A dog was found dead in the house, while two other dogs were alive on the property and could enter and leave the residence through a door at the back. The dog's cause of death is unknown.
Officials later announced that, according to court files, they had removed medication for the treatment of high blood pressure, Tylenol and a medication to treat the thyroid gland.
What do we know about Hantavirus?
The disease is rare, but fatal – with a mortality rate between 38% and 50% infected among those in the American southwest, said Jarrell.
Hantaviruses are a family of viruses that are distributed according to the US centers for the control and prevention of diseases of rodent droppings, saliva and urine. Most of the Hantaviruses found in the USA can cause the Hantavirus syndrome.
People can inhale the syndrome by inhaling if they tidy up rodents. It can also be spread by touching contaminated objects and then touching your nose or mouth, bitten or scratched by an infected rodent or eaten with Hantavirus contaminated food.
Phipps found that Arakawa and Hackman's house had a “low risk” of exposure to Hantavirus, but said there were signs of rodents in other structures on the property. She said that New Mexico has confirmed one to seven Hantavirus cases annually in the past five years.

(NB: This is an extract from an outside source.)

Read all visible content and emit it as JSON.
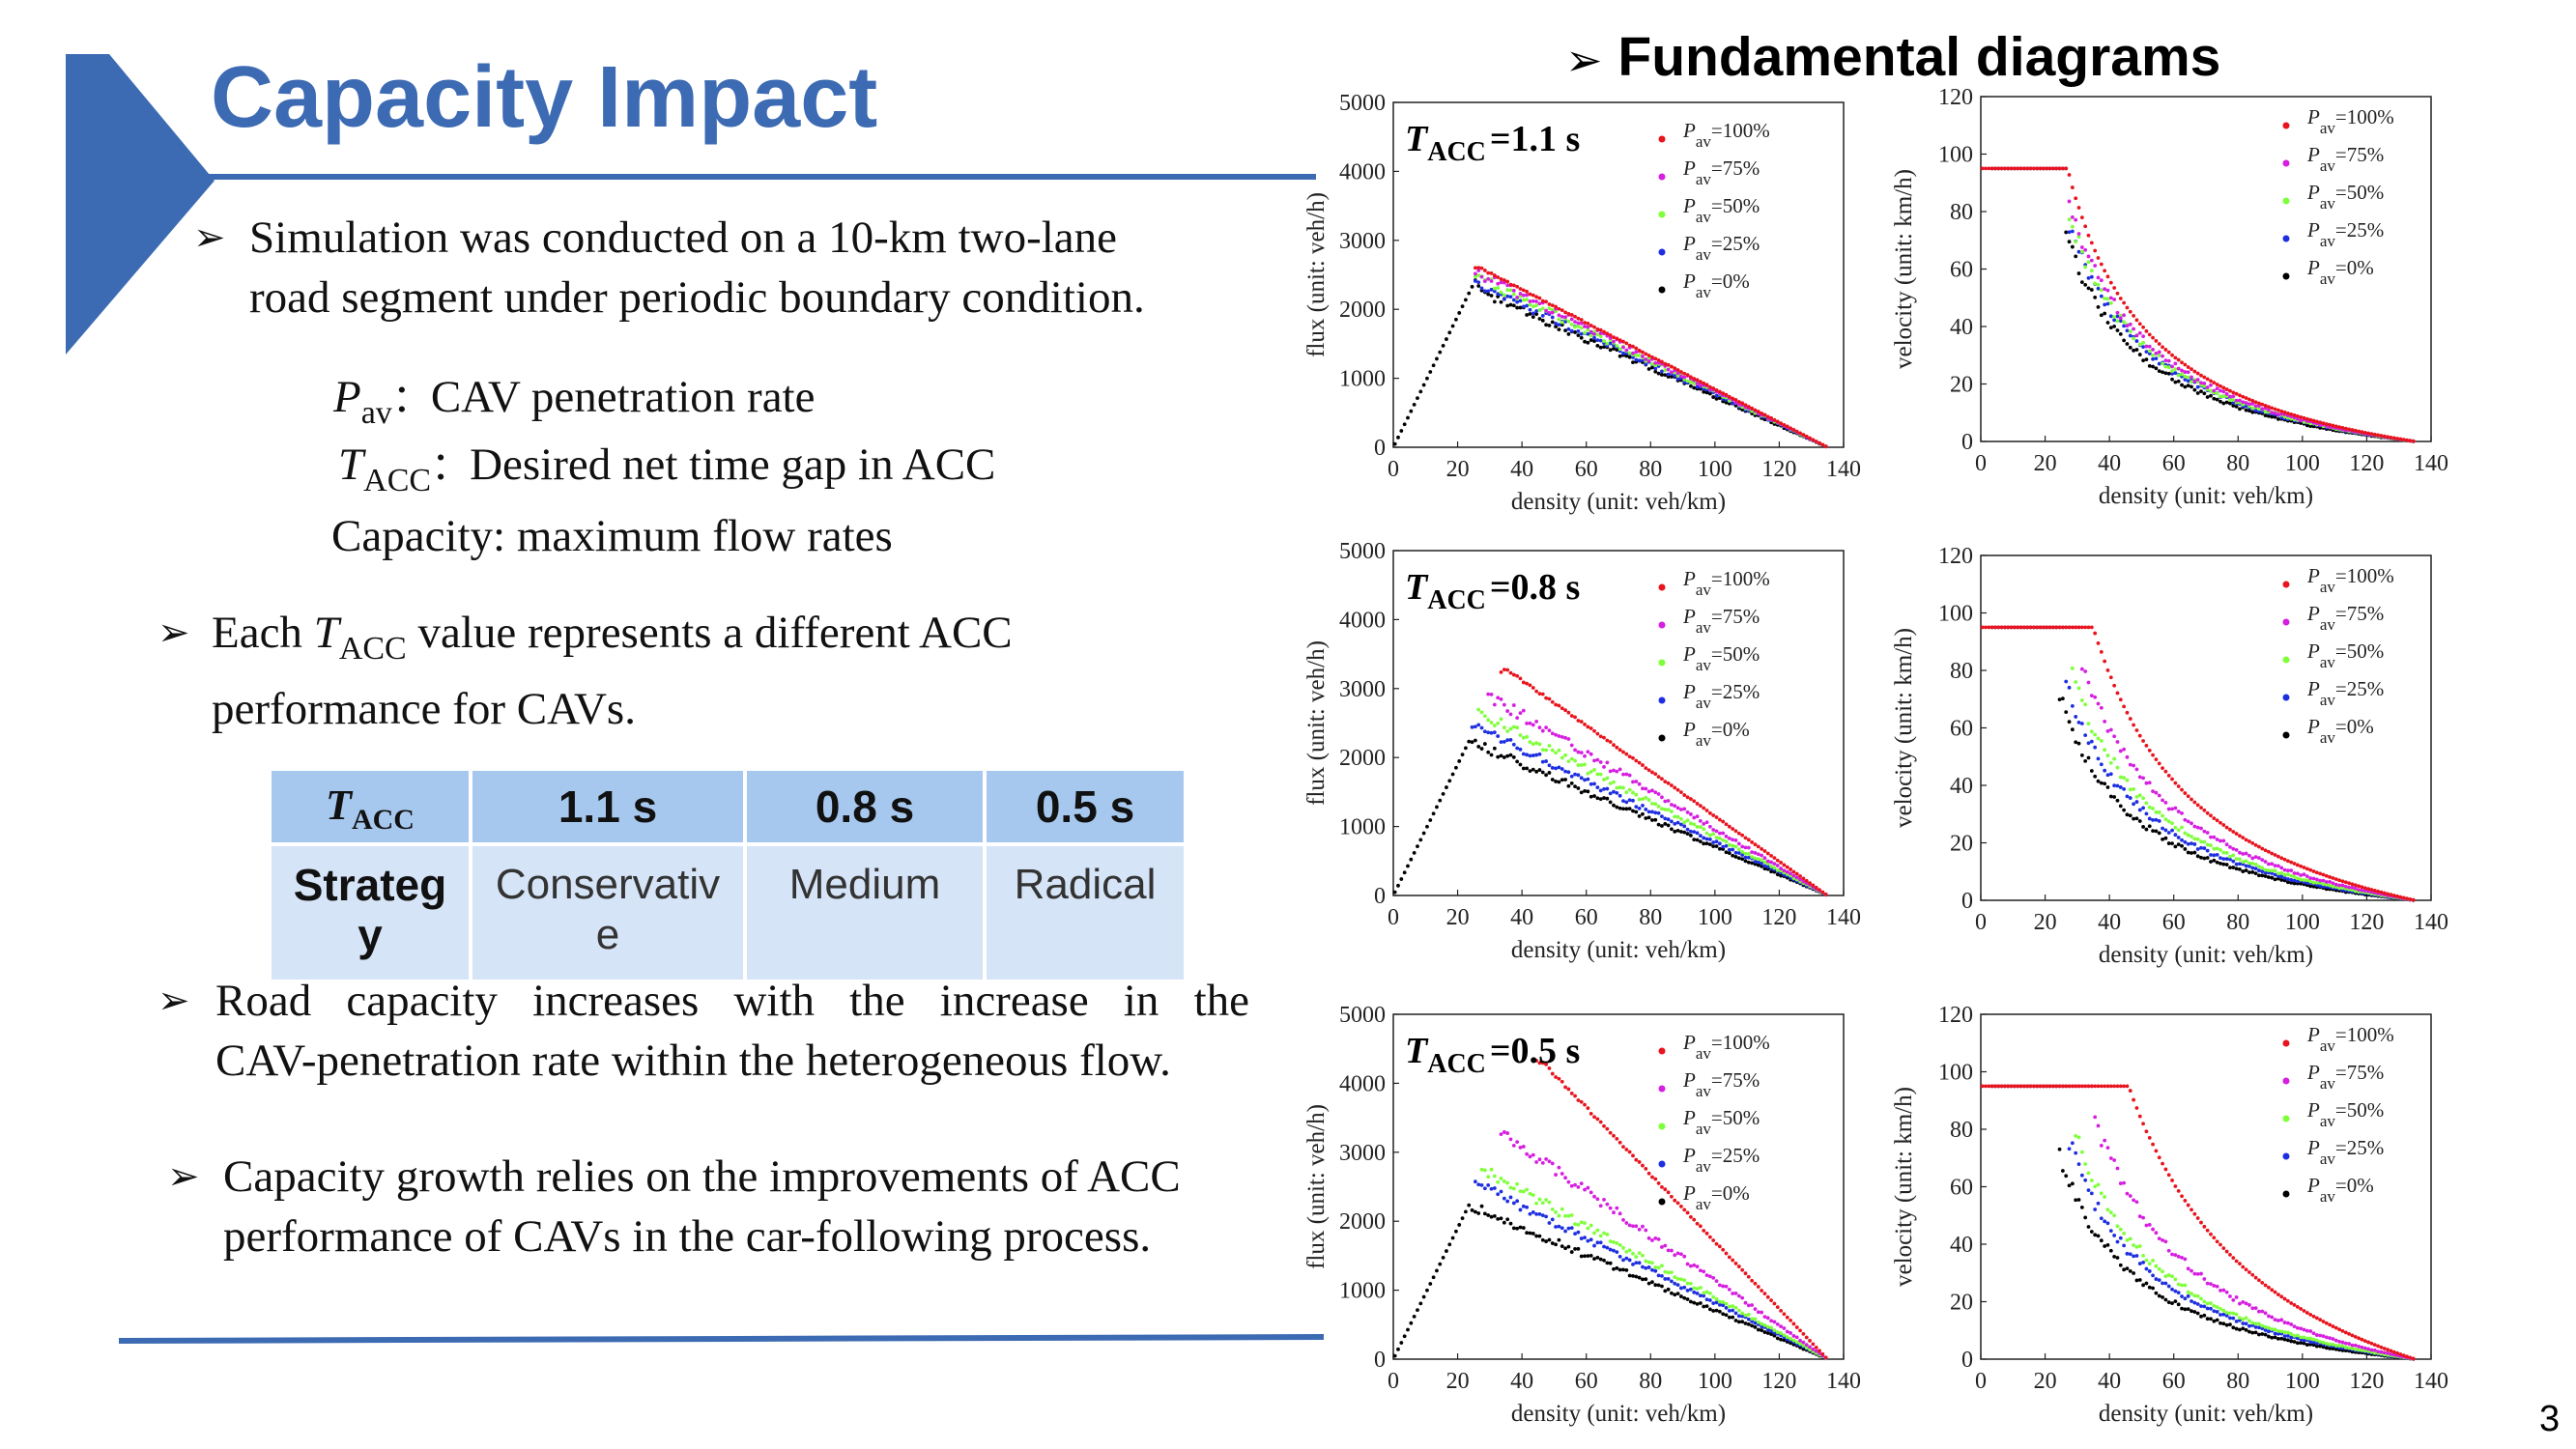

A total of 122 cases and 52 deaths were registered in New Mexico between 1993, when surveillance began, and in 2022, the last year, for which the CDC is publicly available. California reported 78 cases and 24 deaths in the same period.
The California cases contain a Hantavirus outbreak in the Yosemite National Park In summer 2012, visitors who live in tent huts infected. Eight Hantavirus syndrome experienced of the 10 infected people, five had to be intensive care with ventilation support and three died.
According to the CDC, the millet is the most common vector of the Hantavirus syndrome in the United States.